HAI prevalence and positive predictive value

Eli’s excellent post about problems associated with use of ICD-9 codes to assess HAI burden can be extended to other surveillance approaches. That PPV erodes as disease prevalence drops (for HAIs, presumably through better prevention), is Diagnostics 101. So let’s take the example of laboratory-based tracking of C. difficile infection (CDI). The figure below is from a meta-analysis of CDI diagnostics published last year in Clinical Infectious Diseases. In most hospitals using PCR, positive test rates approach 15-20%. In these settings, the PPV is good (>80%). If a hospital or region were somehow able to push their CDI prevalence to below 5% in the tested population, however, PPV falls below 50% and gets worse as prevalence drops further. 

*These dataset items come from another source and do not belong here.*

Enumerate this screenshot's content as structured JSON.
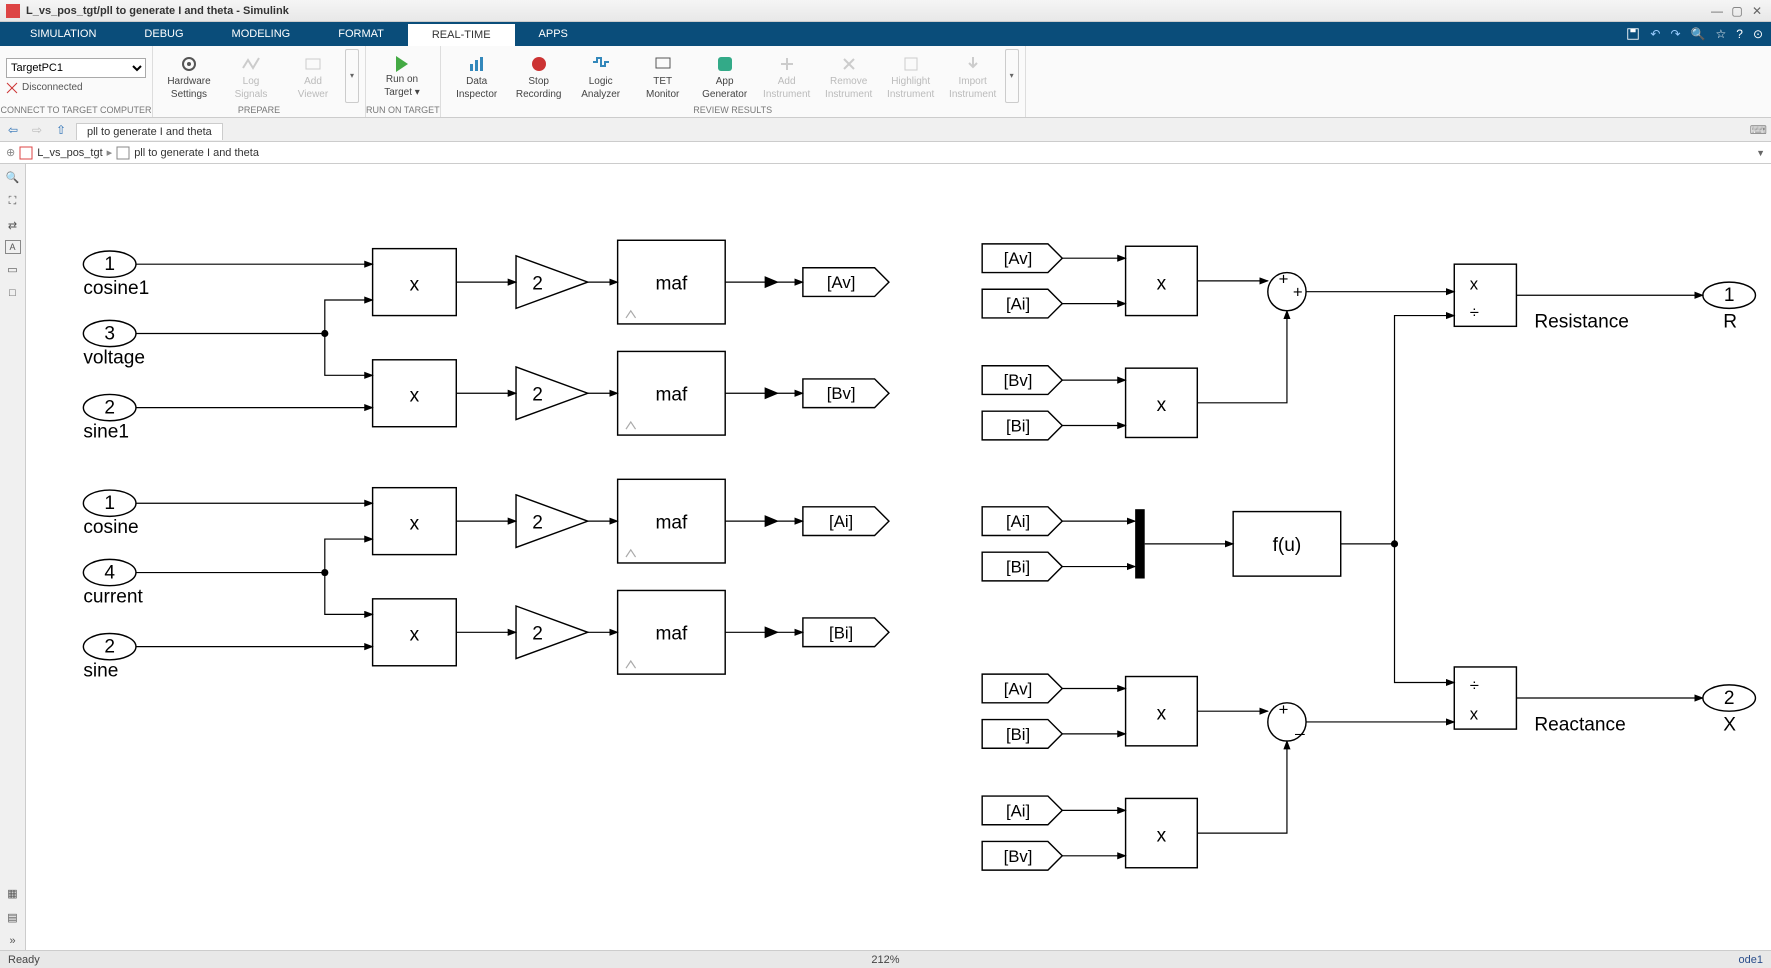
{
  "title": "L_vs_pos_tgt/pll to generate I and theta - Simulink",
  "tabs": [
    "SIMULATION",
    "DEBUG",
    "MODELING",
    "FORMAT",
    "REAL-TIME",
    "APPS"
  ],
  "active_tab": "REAL-TIME",
  "target": {
    "selected": "TargetPC1",
    "status": "Disconnected",
    "group_label": "CONNECT TO TARGET COMPUTER"
  },
  "ribbon": {
    "prepare": {
      "label": "PREPARE",
      "hw": {
        "l1": "Hardware",
        "l2": "Settings"
      },
      "log": {
        "l1": "Log",
        "l2": "Signals"
      },
      "viewer": {
        "l1": "Add",
        "l2": "Viewer"
      }
    },
    "run": {
      "label": "RUN ON TARGET",
      "btn": {
        "l1": "Run on",
        "l2": "Target ▾"
      }
    },
    "review": {
      "label": "REVIEW RESULTS",
      "di": {
        "l1": "Data",
        "l2": "Inspector"
      },
      "sr": {
        "l1": "Stop",
        "l2": "Recording"
      },
      "la": {
        "l1": "Logic",
        "l2": "Analyzer"
      },
      "tet": {
        "l1": "TET",
        "l2": "Monitor"
      },
      "app": {
        "l1": "App",
        "l2": "Generator"
      },
      "ai": {
        "l1": "Add",
        "l2": "Instrument"
      },
      "ri": {
        "l1": "Remove",
        "l2": "Instrument"
      },
      "hi": {
        "l1": "Highlight",
        "l2": "Instrument"
      },
      "ii": {
        "l1": "Import",
        "l2": "Instrument"
      }
    }
  },
  "nav_tab": "pll to generate I and theta",
  "breadcrumb": {
    "root": "L_vs_pos_tgt",
    "leaf": "pll to generate I and theta"
  },
  "status": {
    "left": "Ready",
    "zoom": "212%",
    "solver": "ode1"
  },
  "blocks": {
    "in_cosine1": {
      "num": "1",
      "label": "cosine1"
    },
    "in_voltage": {
      "num": "3",
      "label": "voltage"
    },
    "in_sine1": {
      "num": "2",
      "label": "sine1"
    },
    "in_cosine": {
      "num": "1",
      "label": "cosine"
    },
    "in_current": {
      "num": "4",
      "label": "current"
    },
    "in_sine": {
      "num": "2",
      "label": "sine"
    },
    "gain": "2",
    "maf": "maf",
    "goto_Av": "[Av]",
    "goto_Bv": "[Bv]",
    "goto_Ai": "[Ai]",
    "goto_Bi": "[Bi]",
    "from_Av": "[Av]",
    "from_Ai": "[Ai]",
    "from_Bv": "[Bv]",
    "from_Bi": "[Bi]",
    "fcn": "f(u)",
    "out_R": {
      "num": "1",
      "label": "R",
      "name": "Resistance"
    },
    "out_X": {
      "num": "2",
      "label": "X",
      "name": "Reactance"
    },
    "mult": "x",
    "div": "÷"
  }
}
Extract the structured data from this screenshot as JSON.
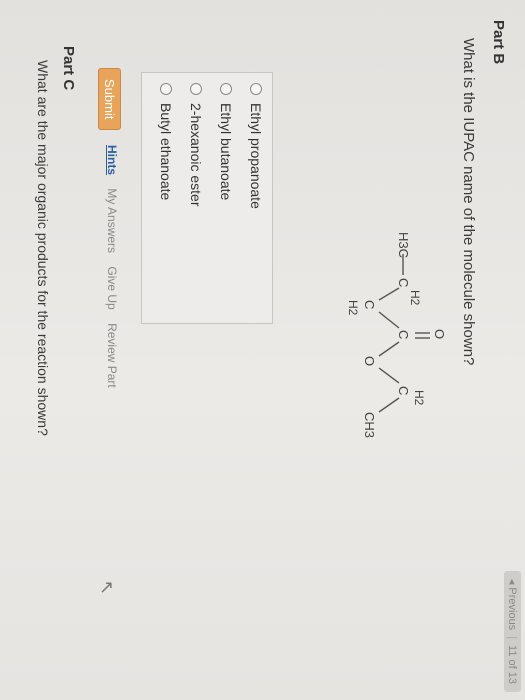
{
  "nav": {
    "prev": "◂ Previous",
    "count": "11 of 13"
  },
  "partB": {
    "title": "Part B",
    "question": "What is the IUPAC name of the molecule shown?",
    "molecule": {
      "h3c": "H3C",
      "h2_top": "H2",
      "c1": "C",
      "c2": "C",
      "h2_bottom": "H2",
      "carbonyl_c": "C",
      "carbonyl_o": "O",
      "ester_o": "O",
      "h2_right": "H2",
      "c3": "C",
      "ch3": "CH3"
    },
    "options": [
      "Ethyl propanoate",
      "Ethyl butanoate",
      "2-hexanoic ester",
      "Butyl ethanoate"
    ]
  },
  "actions": {
    "submit": "Submit",
    "hints": "Hints",
    "my_answers": "My Answers",
    "give_up": "Give Up",
    "review_part": "Review Part"
  },
  "partC": {
    "title": "Part C",
    "question": "What are the major organic products for the reaction shown?"
  }
}
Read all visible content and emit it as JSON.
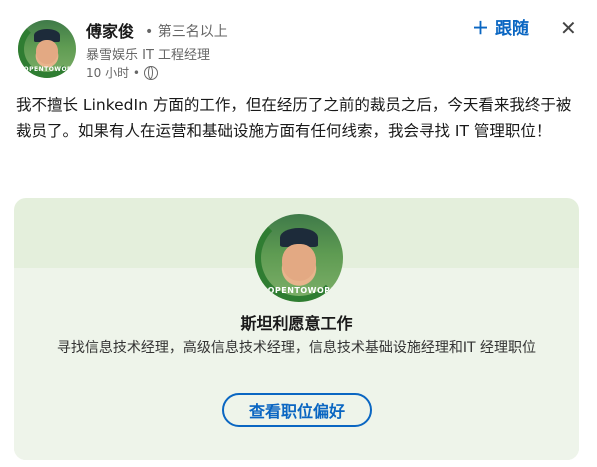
{
  "author": {
    "name": "傅家俊",
    "degree": "• 第三名以上",
    "headline": "暴雪娱乐 IT 工程经理",
    "time": "10 小时 •",
    "avatar_badge": "#OPENTOWORK"
  },
  "actions": {
    "follow_label": "跟随",
    "follow_icon": "plus-icon",
    "close_icon": "close-icon"
  },
  "post": {
    "text": "我不擅长 LinkedIn 方面的工作，但在经历了之前的裁员之后，今天看来我终于被裁员了。如果有人在运营和基础设施方面有任何线索，我会寻找 IT 管理职位！"
  },
  "open_to_work_card": {
    "title": "斯坦利愿意工作",
    "description": "寻找信息技术经理，高级信息技术经理，信息技术基础设施经理和IT 经理职位",
    "button_label": "查看职位偏好",
    "avatar_badge": "#OPENTOWORK"
  },
  "colors": {
    "accent": "#0a66c2",
    "card_bg": "#e4efdc",
    "badge_green": "#2f7d32"
  }
}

This is a good problem to have, generally speaking, but it does present problems for surveillance approaches as HAI rates drop (and also provides a reality check regarding “zero” targets, which are only achievable using subjective definitions that allow for human judgment/adjudication).

P.S. As a corollary, remember that when you extend CDI testing to patients with a low pre-test probability of disease (e.g. by repeat testing of those who initially test negative, by testing formed stool, or by performing "tests of cure"), you are both wasting resources and reducing PPV.